A biodegradable linerless sleeve labelling system suitable for ready meal, poultry and meat, pasta and other non-food packs makes an eye-catching and cost-effective alternative to traditional cartons and labels. 

The developer of the SE Sleeve, Skanem Newcastle, is part of the Scandinavian-owned pan-European packaging group Skanem. A year after launch, it has 60 customers and also attracted interest from the US and Australia.

Skanem Newcastle's marketing and reprographics manager Alan Quinn says "To our knowledge, the SE Sleeve is the first completely biodegradable, linerless paperboard sleeving system that can be applied to the pack in up to five different locations - top only, top and side, top, side and base, top and two sides and full 360 'pod' style.”

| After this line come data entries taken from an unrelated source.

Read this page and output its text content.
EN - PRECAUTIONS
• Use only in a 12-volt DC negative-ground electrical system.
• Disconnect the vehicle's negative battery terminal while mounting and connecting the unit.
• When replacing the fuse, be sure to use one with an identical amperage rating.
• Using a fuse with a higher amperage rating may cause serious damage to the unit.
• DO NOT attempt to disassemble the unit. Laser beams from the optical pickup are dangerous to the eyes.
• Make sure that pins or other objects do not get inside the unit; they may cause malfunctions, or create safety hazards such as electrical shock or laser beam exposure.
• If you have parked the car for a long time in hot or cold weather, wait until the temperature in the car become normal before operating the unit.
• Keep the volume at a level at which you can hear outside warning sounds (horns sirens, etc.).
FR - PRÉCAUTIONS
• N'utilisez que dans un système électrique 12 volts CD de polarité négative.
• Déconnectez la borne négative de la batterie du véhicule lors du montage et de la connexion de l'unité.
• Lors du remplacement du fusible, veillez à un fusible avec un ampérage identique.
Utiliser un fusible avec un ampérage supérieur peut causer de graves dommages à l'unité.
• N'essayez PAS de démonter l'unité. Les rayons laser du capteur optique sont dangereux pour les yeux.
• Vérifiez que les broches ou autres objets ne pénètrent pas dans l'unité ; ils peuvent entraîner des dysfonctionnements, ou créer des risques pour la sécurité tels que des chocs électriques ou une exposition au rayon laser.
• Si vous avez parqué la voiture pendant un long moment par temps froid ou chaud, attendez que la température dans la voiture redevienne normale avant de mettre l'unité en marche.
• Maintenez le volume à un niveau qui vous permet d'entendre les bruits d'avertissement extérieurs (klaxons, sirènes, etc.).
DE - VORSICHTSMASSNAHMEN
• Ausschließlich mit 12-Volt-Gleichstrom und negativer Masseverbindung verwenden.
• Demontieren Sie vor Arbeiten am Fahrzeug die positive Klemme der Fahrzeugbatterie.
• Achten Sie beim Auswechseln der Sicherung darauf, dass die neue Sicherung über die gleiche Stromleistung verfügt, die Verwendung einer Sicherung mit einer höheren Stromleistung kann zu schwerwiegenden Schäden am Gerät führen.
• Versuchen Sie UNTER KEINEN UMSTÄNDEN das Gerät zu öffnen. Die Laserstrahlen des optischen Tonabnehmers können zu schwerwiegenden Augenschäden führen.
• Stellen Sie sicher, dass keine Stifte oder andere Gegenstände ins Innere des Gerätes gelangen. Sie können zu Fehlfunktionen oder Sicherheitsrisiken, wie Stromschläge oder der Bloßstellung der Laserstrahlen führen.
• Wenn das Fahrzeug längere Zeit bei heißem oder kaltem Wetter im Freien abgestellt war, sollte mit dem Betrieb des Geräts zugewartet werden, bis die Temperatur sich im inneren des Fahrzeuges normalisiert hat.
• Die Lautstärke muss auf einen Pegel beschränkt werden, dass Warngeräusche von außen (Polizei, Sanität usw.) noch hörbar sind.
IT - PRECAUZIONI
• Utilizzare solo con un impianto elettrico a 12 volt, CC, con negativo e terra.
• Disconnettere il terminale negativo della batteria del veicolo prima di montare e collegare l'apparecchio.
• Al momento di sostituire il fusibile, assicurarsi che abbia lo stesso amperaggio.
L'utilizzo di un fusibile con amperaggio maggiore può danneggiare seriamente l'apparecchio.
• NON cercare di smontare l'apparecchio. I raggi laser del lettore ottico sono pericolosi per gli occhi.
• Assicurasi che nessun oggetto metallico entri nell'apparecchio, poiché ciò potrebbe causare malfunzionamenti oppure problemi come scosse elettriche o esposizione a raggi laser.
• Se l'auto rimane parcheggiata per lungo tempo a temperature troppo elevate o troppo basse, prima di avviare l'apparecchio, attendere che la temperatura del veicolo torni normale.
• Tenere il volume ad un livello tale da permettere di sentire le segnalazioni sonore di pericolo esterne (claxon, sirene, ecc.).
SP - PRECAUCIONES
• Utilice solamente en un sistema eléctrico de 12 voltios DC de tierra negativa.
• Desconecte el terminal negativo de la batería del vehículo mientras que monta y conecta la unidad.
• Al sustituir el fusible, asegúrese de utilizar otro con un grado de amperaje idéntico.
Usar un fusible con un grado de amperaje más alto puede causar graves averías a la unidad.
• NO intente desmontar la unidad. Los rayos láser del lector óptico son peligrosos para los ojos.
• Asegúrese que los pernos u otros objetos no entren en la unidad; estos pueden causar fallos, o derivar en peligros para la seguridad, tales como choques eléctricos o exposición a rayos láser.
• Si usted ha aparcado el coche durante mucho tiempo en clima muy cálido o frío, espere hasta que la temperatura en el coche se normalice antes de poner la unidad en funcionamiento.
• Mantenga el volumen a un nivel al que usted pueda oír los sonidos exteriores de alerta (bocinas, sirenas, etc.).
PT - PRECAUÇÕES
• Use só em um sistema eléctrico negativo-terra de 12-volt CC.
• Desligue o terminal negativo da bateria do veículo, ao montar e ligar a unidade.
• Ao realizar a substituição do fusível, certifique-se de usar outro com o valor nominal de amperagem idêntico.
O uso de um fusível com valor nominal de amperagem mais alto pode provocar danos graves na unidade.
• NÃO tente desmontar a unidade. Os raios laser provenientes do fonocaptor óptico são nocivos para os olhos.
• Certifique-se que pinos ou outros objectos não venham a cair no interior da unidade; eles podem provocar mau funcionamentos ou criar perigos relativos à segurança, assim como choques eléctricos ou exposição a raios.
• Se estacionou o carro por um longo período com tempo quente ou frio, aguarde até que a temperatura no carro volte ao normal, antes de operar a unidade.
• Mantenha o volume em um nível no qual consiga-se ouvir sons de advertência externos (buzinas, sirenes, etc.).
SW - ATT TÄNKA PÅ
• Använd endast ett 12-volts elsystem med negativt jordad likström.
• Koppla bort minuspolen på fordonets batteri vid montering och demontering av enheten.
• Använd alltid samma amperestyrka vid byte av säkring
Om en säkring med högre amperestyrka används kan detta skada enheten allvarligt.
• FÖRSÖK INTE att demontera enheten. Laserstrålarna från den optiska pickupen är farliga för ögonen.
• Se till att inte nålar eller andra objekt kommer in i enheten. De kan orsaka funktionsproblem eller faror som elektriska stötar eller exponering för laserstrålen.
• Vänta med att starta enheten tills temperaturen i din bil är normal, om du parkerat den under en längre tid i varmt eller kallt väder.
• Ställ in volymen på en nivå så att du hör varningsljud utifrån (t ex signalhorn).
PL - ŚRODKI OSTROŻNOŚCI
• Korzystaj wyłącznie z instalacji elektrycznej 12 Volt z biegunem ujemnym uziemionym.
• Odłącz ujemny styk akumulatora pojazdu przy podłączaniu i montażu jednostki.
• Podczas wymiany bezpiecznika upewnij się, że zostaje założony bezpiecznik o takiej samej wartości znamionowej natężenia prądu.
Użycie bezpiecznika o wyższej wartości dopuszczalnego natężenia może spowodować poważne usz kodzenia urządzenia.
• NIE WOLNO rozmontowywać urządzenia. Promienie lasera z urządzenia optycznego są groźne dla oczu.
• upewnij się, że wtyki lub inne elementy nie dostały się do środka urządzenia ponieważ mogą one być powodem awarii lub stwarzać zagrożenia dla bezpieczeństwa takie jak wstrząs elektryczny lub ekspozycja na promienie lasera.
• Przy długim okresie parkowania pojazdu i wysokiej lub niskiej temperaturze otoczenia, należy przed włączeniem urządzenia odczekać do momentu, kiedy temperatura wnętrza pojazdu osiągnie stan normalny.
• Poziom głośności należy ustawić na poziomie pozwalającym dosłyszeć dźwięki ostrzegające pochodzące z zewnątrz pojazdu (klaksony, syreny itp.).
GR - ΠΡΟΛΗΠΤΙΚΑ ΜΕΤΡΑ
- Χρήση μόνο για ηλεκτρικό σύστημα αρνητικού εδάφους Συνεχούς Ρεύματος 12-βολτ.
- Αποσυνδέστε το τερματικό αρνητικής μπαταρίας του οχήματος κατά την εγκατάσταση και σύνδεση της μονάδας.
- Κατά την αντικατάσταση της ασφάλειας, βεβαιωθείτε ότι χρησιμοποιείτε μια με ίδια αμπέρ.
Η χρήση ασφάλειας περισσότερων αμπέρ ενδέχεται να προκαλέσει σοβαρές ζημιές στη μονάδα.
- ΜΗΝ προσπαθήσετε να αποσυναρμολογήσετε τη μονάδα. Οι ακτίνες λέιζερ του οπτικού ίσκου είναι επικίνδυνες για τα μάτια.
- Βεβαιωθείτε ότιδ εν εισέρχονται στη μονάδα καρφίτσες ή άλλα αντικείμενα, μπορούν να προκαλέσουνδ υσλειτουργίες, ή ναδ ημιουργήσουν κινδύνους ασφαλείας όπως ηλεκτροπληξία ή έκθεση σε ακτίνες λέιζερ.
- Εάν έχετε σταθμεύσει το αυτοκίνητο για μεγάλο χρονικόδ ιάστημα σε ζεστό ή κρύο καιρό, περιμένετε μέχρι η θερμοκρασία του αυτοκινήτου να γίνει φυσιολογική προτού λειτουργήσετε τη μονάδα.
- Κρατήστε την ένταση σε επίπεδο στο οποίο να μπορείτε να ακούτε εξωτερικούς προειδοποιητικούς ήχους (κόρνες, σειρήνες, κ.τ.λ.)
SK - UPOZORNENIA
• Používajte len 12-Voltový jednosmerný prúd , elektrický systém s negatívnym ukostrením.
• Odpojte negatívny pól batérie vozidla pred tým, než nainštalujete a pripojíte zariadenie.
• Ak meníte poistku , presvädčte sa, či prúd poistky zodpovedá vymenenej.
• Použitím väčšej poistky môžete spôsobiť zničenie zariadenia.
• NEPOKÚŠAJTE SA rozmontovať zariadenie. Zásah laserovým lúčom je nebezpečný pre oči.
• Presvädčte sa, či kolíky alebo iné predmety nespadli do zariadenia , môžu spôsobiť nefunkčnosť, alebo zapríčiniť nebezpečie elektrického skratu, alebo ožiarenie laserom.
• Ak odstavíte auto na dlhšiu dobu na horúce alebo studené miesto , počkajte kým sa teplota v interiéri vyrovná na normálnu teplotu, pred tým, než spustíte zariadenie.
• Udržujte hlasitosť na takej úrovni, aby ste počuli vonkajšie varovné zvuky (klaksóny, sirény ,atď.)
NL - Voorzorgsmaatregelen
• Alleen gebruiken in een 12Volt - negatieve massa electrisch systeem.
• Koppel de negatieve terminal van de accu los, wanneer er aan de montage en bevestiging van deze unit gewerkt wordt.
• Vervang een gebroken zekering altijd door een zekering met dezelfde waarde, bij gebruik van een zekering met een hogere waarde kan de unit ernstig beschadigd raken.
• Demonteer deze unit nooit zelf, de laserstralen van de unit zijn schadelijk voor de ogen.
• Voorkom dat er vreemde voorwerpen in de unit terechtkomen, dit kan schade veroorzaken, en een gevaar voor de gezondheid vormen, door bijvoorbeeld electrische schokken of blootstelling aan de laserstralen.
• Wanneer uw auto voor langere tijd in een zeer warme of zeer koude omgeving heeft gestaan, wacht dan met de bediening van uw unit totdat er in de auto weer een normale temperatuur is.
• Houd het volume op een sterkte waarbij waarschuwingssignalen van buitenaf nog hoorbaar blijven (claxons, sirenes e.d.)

Skanem Newcastle worked with silicone, glue and paperboard suppliers to ensure the sleeves would withstand the low temperatures and moisture experienced by products stored in, and sold from chiller cabinets or freezers.

Education

NSB seeks $19 billion/y

The US National Science Board (NSB) says it needs $19 billion a year to reverse the decline in US science and engineering students and to expand its technology development programmes.

In a letter accompanying the report to Congress, NSB chairman Warren Washington said the recommendations "are provided at a very broad level and assume full implementation of the Congressionally authorised increase in NSF's budget to $9.8 billion in FY07."

Further, the letter says, "the report estimates that approximately $19 billion would be required to fully address all unmet needs…and ensure continued US leadership in the international science, engineering and technology enterprise."

An online version of the report is available at www.nsf.gov/nsb.

Logistics

UK firms reject RFID

British food and beverage firms risk losing out on the supply chain efficiencies made possible by radio frequency identification technology, says e.centre, a British RFID promotion body.

Its research shows 85% of UK companies have no plans to introduce RFID, even though most of them agree that it is a “beneficial technology”. A poll conducted by e.centre last summer among some FMCG retailers found 40% planned to use RFID by 2005.

Theoretically, RFID allows any trading partner to trace a product pack anywhere in the supply chain. But some consumer groups believe that suppliers will extend this capability into the homes, and breach privacy rules.

A not for profit organisation, e.centre will launch EPCglobal, a single, global, open standard for the technology, in the UK in Spring 2004. It claims this will remove the final stumbling block to the technology's integration with bar coding and other business-to-business communications.